26 mai 2020

Hommage à Jean-Jacques Dupeyroux

Jean-Jacques Dupeyroux , qui vient de nous quitter à 90 ans, a été le grand maître incontesté de la Sécurité sociale à l’université française.

Son magistère commencé dans les années 60 s’est étendu jusqu’aux années 2010 avec les éditions successives du fameux précis Dalloz, bréviaire de générations d’étudiants (aujourd’hui repris par Michel Borgetto et Robert Lafore) et l’animation de la revue Droit Social qu’il n’a abandonné qu’il y a quelques années.
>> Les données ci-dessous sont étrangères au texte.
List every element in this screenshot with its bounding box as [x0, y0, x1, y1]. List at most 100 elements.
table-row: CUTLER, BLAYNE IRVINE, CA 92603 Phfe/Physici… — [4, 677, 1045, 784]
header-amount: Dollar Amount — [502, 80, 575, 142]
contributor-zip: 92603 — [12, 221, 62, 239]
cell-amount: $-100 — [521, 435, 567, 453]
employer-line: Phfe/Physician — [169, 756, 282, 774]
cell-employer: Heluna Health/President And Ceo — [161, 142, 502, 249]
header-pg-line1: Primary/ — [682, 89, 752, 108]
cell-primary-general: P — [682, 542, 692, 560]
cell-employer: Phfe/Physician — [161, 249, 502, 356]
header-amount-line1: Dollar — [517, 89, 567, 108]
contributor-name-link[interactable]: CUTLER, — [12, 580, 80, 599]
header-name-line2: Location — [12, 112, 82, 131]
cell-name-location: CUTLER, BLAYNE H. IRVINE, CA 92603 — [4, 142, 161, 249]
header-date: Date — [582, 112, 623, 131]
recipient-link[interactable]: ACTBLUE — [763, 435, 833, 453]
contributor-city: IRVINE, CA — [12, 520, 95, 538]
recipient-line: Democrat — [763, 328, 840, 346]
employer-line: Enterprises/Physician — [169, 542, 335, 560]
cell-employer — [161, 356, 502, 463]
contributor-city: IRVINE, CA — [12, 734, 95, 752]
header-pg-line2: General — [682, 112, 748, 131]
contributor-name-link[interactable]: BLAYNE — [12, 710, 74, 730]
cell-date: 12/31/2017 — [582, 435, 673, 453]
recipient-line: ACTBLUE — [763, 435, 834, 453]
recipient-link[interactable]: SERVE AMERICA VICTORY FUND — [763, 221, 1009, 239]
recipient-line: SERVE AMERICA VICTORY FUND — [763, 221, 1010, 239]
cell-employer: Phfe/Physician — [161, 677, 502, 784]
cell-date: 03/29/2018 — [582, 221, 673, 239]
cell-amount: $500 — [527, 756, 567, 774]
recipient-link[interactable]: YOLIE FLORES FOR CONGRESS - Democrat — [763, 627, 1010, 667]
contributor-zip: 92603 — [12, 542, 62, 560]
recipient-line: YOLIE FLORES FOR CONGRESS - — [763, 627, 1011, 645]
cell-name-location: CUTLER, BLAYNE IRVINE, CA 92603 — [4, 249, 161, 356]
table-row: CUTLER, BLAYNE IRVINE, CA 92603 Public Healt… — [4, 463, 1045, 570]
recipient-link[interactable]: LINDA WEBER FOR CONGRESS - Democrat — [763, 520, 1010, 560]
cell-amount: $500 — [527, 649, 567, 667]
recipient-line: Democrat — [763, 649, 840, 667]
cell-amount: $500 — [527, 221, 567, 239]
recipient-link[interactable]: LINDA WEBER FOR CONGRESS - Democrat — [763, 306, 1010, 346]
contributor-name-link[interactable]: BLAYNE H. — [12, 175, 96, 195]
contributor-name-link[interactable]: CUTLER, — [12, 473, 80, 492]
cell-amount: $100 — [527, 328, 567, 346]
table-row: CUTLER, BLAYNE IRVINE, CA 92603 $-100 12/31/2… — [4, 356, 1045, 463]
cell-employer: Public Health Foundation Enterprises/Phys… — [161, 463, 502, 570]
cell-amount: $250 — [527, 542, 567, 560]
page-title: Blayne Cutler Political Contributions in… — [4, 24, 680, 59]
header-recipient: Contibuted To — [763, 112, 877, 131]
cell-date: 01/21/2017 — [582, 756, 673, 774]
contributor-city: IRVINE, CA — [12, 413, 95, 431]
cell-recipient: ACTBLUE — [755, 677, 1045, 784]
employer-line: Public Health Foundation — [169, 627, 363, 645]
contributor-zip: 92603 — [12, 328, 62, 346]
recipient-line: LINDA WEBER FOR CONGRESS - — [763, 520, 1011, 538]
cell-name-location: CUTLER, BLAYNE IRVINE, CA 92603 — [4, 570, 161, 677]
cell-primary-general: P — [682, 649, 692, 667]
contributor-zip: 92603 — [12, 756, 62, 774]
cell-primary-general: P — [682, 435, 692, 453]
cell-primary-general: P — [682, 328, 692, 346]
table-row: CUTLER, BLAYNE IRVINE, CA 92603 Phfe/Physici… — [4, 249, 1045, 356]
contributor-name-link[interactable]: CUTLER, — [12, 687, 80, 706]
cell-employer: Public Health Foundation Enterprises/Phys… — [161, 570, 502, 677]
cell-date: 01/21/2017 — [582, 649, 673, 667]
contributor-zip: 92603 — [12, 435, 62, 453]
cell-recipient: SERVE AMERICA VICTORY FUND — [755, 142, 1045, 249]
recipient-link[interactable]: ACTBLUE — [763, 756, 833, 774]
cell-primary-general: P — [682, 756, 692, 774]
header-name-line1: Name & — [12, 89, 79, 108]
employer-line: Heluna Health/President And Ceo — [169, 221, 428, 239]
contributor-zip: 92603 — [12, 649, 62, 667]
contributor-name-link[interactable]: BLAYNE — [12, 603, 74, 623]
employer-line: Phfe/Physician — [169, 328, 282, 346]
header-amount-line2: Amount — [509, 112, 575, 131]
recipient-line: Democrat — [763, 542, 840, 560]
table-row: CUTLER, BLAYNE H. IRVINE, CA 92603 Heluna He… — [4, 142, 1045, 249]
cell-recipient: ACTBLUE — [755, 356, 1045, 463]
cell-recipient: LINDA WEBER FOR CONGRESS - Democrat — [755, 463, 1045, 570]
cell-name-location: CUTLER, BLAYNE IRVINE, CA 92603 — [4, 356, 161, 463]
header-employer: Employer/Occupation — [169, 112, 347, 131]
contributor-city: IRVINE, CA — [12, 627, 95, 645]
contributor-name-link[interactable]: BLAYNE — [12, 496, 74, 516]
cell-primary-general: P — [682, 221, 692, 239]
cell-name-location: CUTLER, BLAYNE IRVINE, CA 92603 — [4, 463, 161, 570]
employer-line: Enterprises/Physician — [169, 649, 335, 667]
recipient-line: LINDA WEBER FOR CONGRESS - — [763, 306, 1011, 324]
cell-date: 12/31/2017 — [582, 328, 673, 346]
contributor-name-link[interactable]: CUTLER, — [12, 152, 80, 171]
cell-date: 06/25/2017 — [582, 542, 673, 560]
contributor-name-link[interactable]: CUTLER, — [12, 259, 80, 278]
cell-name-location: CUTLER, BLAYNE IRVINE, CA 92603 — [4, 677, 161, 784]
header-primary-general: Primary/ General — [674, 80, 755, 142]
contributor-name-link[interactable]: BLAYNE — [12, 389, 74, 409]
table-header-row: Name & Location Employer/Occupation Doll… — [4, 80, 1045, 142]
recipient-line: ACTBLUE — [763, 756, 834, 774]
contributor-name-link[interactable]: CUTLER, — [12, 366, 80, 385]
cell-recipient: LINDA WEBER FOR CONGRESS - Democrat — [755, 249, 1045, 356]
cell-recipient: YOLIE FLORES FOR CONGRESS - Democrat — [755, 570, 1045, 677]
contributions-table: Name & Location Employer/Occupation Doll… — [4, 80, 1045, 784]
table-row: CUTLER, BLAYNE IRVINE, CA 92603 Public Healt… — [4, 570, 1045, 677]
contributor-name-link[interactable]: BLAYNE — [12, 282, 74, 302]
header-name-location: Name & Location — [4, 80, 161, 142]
Par ses innombrables articles, sa relecture (crainte par beaucoup, car il était exigeant sur la lisibilité des textes et la rigueur des raisonnements) des articles de droit social, il a eu une influence considérable sur l’analyse et le développement de la Sécurité sociale.

Trois exemples entre mille: c’est à lui que l’on doit la fameuse typologie entre régimes bismarckiens et beveridgiens, c’est lui qui souffla à Michel Debré en 1960 l’intérêt d’une école des dirigeants de la Sécurité sociale: le CNESS devenu EN3S, c’est à lui que fut confié par Claude Evin en 1989 une mission sur un concept que j’avais proposé à ses conseillers, une cotisation sociale généralisée, qui allait prendre corps en 1990, sous forme de CSG.

Ce fut d’ailleurs pour moi l’occasion de rencontrer Jean-Jacques Dupeyroux car je l’assistais dans sa mission et le début d’une conversation qui ne devait s’interrompre qu’avec son décès.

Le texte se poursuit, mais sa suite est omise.